I can totally feel where you're coming from. When I was a white belt I only used closed guard, and without it I was lost. As a blue belt, I started trying my butterfly guard. For a long time it sucked. I couldn't do anything, and I didn't feel comfortable maintaining guard. Eventually that started to change.
My advice: keep at it. Focus on defending/maintaining your butterfly guard for starters. It's kind of backwards in a way, which makes it hard. In closed guard, to prevent someone from passing to your right, you defend with your right leg. In butterfly you defend with your left. That takes some work to get used to. Focus on never getting flattened. Back on the mat = bad.
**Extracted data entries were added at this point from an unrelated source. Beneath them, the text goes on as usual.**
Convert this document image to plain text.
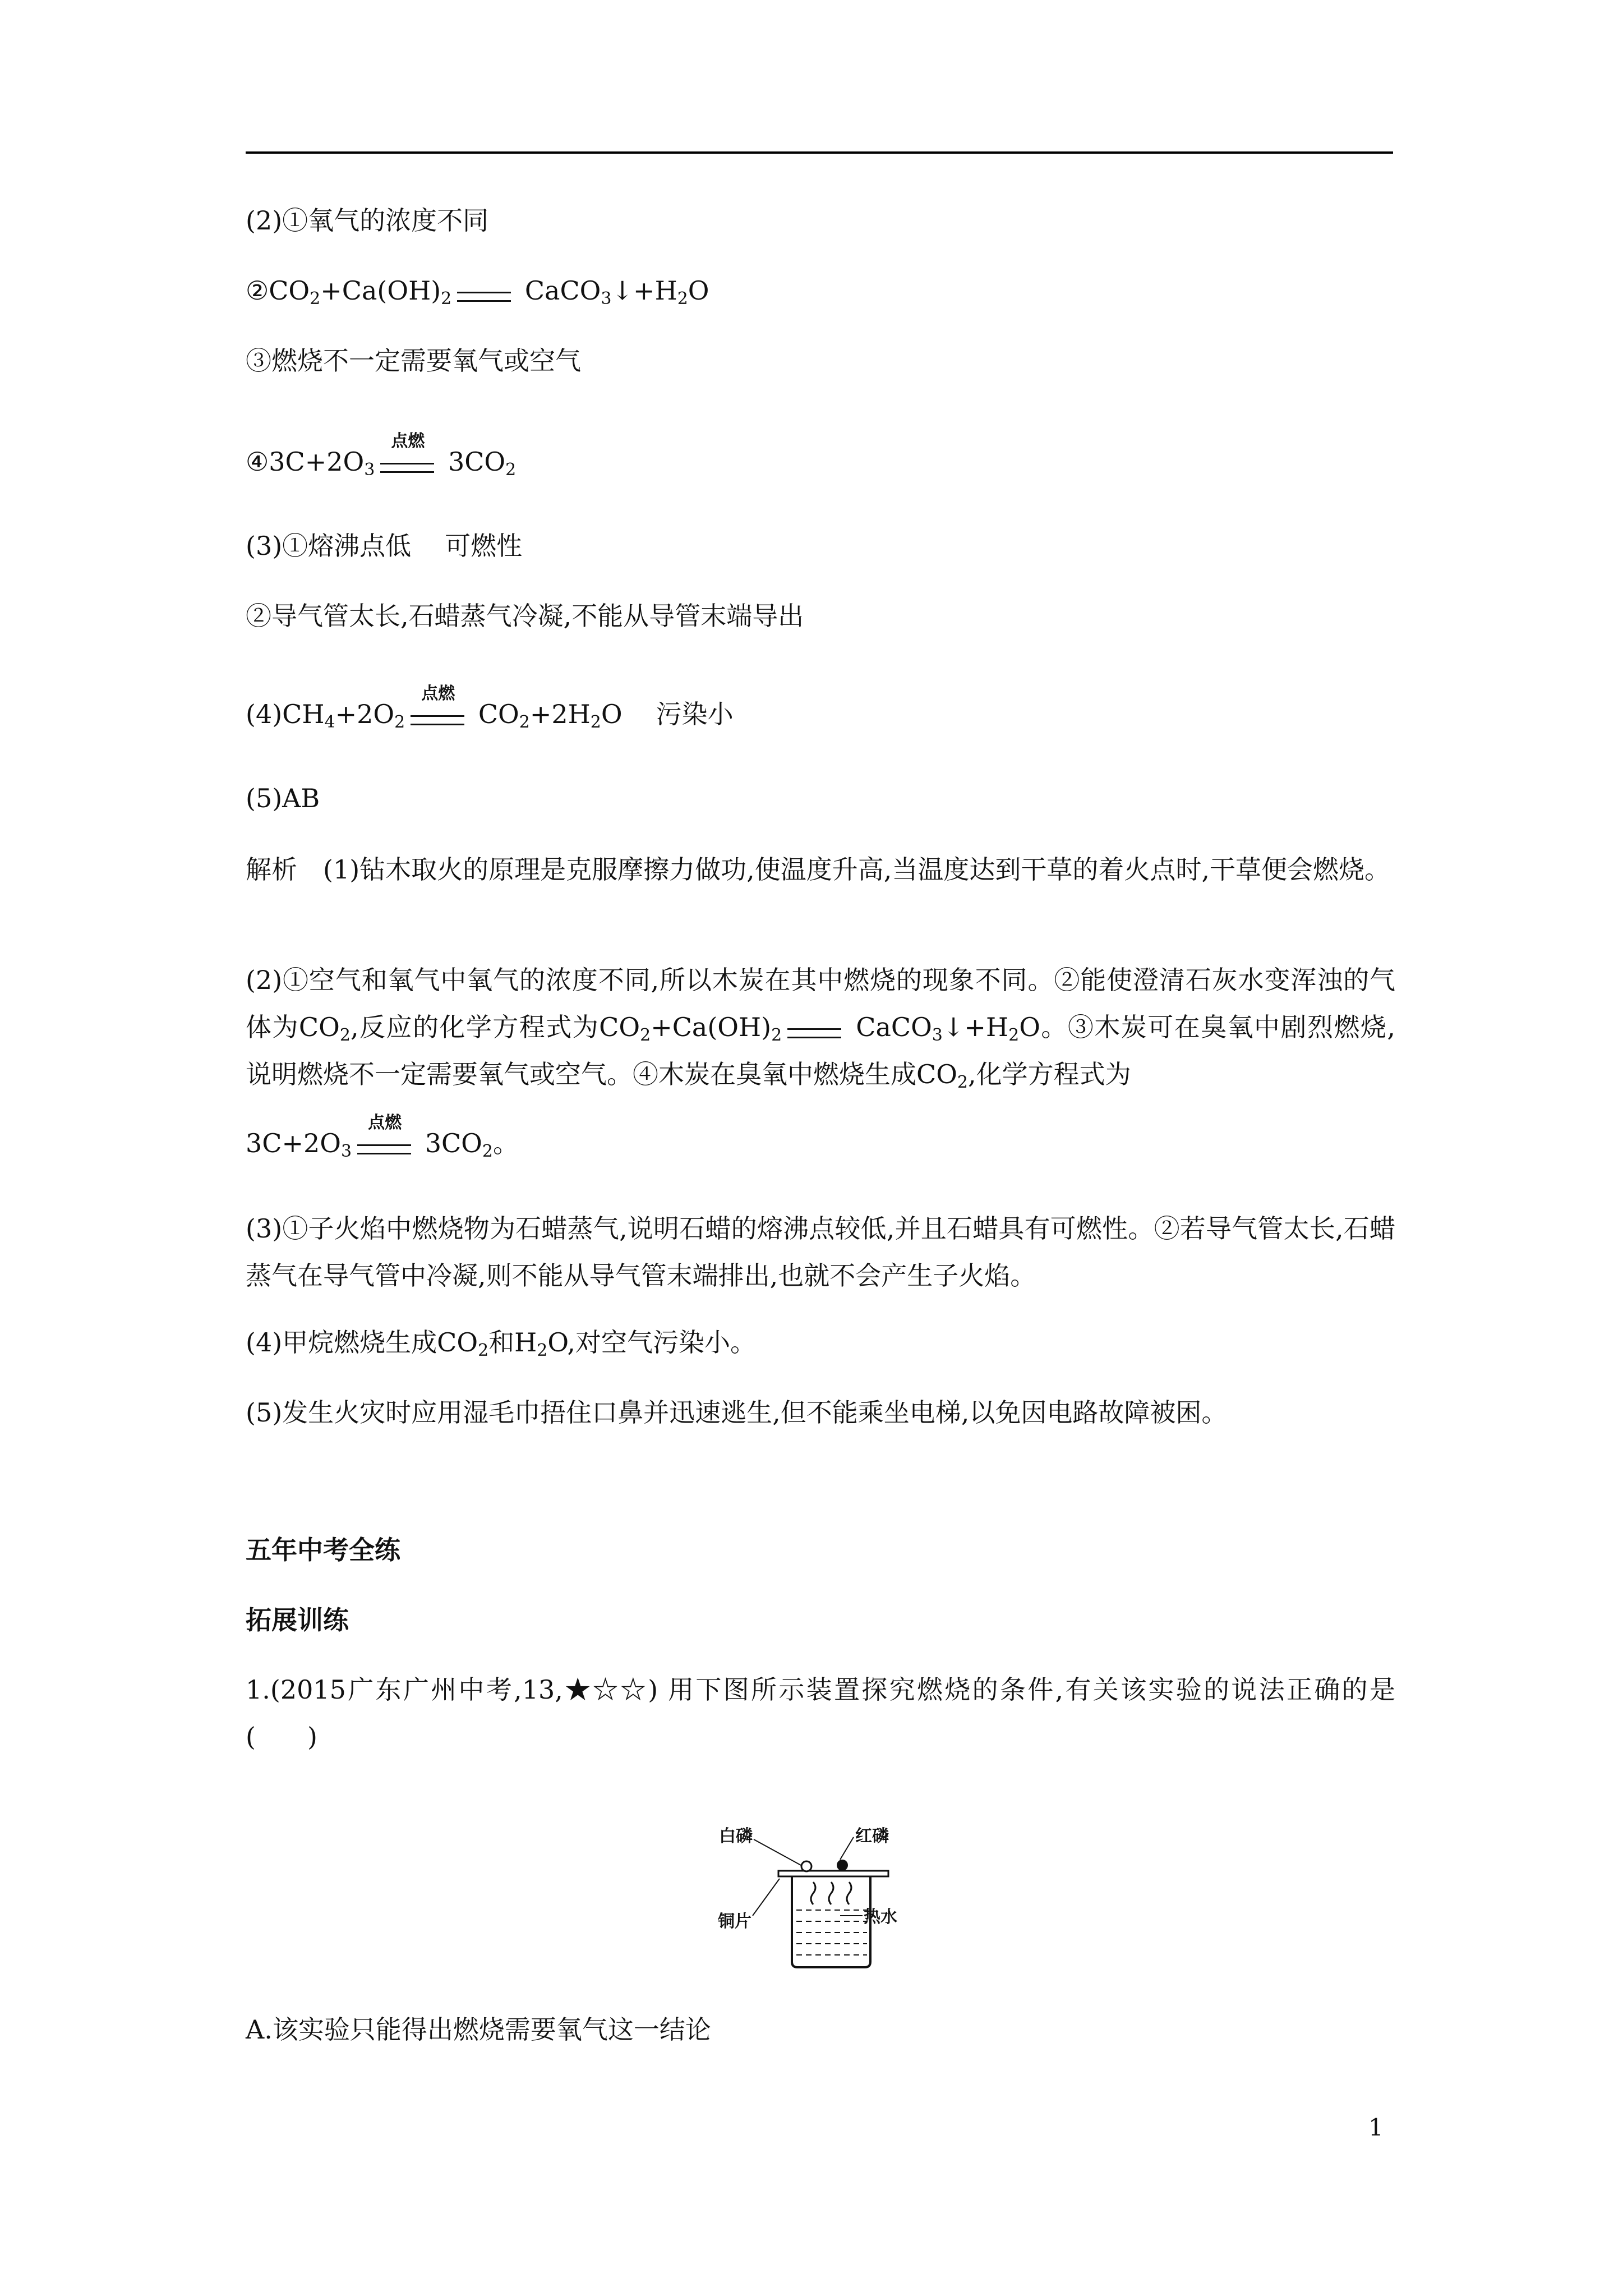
(2)①氧气的浓度不同
$②CO_2+Ca(OH)_2$	$CaCO_3↓+H_2O$
③燃烧不一定需要氧气或空气
$④3C+2O_3$
点燃
$3CO_2$
(3)①熔沸点低 可燃性
②导气管太长,石蜡蒸气冷凝,不能从导管末端导出
$(4)CH_4+2O_2$
点燃
$CO_2+2H_2O$ 污染小
(5)AB
解析　(1)钻木取火的原理是克服摩擦力做功,使温度升高,当温度达到干草的着火点时,干草便会燃烧。
(2)①空气和氧气中氧气的浓度不同,所以木炭在其中燃烧的现象不同。②能使澄清石灰水变浑浊的气体为$CO_2$,反应的化学方程式为$CO_2+Ca(OH)_2$	$CaCO_3↓+H_2O$。③木炭可在臭氧中剧烈燃烧,说明燃烧不一定需要氧气或空气。④木炭在臭氧中燃烧生成$CO_2$,化学方程式为
$3C+2O_3$
点燃
$3CO_2$。
(3)①子火焰中燃烧物为石蜡蒸气,说明石蜡的熔沸点较低,并且石蜡具有可燃性。②若导气管太长,石蜡蒸气在导气管中冷凝,则不能从导气管末端排出,也就不会产生子火焰。
(4)甲烷燃烧生成$CO_2$和$H_2O$,对空气污染小。
(5)发生火灾时应用湿毛巾捂住口鼻并迅速逃生,但不能乘坐电梯,以免因电路故障被困。
五年中考全练
拓展训练
1.(2015广东广州中考,13,★☆☆) 用下图所示装置探究燃烧的条件,有关该实验的说法正确的是(　　)
白磷	红磷
铜片	热水
A.该实验只能得出燃烧需要氧气这一结论
1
Once you get the hang of that, start focusing on your grips: both establishing your own and breaking those of your opponent. Then you can start attacking with sweeps. Start with the basics: sumi gaeshi (hook sweep?), arm drag, that sort of thing. And once you get that down, you can start getting fancy and chaining things together.
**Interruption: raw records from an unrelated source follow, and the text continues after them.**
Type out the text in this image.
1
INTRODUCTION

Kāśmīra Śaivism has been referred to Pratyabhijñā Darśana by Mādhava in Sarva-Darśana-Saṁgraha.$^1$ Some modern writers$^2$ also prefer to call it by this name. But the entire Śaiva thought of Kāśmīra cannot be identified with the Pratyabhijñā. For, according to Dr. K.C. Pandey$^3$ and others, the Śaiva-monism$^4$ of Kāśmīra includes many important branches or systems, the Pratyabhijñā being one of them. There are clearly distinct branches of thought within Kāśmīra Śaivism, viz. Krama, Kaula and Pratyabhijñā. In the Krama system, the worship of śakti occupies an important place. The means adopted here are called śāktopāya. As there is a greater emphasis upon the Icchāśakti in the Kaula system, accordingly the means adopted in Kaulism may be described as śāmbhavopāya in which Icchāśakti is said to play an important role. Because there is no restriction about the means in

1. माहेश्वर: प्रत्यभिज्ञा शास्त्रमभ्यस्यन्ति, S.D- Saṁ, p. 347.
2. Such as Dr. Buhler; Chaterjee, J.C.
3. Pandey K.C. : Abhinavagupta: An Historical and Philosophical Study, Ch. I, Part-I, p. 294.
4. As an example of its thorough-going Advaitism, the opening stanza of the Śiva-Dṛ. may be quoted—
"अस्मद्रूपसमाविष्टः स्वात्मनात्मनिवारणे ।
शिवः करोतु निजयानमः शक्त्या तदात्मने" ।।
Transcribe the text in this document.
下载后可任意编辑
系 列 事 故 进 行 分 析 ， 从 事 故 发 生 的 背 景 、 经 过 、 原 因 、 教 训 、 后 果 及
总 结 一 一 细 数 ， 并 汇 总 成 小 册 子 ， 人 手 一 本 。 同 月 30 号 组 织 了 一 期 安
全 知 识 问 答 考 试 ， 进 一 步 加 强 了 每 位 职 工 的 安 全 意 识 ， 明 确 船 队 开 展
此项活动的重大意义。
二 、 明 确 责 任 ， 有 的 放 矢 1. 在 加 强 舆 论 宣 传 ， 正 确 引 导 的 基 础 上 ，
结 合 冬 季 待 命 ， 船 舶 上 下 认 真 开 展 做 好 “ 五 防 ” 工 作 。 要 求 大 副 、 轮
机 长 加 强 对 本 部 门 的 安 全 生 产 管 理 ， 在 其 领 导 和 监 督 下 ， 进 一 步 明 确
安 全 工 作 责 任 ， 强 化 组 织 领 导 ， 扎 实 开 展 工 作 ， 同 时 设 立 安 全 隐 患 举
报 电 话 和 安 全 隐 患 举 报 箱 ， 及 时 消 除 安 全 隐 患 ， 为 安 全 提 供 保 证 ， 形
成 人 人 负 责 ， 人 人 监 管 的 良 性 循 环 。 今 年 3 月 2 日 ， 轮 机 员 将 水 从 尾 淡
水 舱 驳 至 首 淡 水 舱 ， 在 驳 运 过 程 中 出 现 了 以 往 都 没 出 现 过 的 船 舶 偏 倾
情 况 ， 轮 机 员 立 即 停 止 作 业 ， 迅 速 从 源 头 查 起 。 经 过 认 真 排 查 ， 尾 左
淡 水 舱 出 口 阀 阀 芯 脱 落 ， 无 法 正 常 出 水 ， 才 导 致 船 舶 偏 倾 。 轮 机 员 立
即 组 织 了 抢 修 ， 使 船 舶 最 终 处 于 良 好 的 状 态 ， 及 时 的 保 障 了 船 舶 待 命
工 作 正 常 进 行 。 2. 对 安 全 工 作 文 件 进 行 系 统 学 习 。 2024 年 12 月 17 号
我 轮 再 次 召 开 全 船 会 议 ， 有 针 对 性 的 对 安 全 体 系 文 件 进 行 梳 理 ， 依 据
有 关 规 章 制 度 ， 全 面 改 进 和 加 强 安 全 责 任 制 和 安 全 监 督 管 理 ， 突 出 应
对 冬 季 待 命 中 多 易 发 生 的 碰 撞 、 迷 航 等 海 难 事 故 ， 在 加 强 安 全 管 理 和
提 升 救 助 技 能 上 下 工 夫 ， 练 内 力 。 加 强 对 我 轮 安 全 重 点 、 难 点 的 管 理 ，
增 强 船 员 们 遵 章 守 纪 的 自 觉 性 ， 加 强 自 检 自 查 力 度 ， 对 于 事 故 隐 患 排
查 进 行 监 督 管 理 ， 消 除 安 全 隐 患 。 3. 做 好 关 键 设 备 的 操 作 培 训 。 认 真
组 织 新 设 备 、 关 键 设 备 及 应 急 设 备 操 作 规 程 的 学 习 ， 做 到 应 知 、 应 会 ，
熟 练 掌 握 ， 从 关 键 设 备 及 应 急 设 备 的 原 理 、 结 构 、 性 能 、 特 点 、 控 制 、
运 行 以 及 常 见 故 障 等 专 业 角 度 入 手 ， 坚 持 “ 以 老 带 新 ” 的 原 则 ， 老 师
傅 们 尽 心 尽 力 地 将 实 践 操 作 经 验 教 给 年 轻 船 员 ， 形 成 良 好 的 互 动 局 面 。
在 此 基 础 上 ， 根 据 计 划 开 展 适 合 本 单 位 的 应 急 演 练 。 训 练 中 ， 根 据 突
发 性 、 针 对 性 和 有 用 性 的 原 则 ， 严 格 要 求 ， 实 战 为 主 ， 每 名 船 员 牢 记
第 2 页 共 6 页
If you follow that advice, I think you are on your way to a strong butterfly guard.
Oh, one more thing. Learn how to pass it. This will help you learn how to defend the passes and learn what your opponent is doing to you. Also roll with guys who have a good butterfly guard. My instructor has an incredible butterfly guard gi and no gi, and I have learned immensely just by him sweeping me time and time again. If there is a higher belt that plays butterfly, roll with that person and pay attention!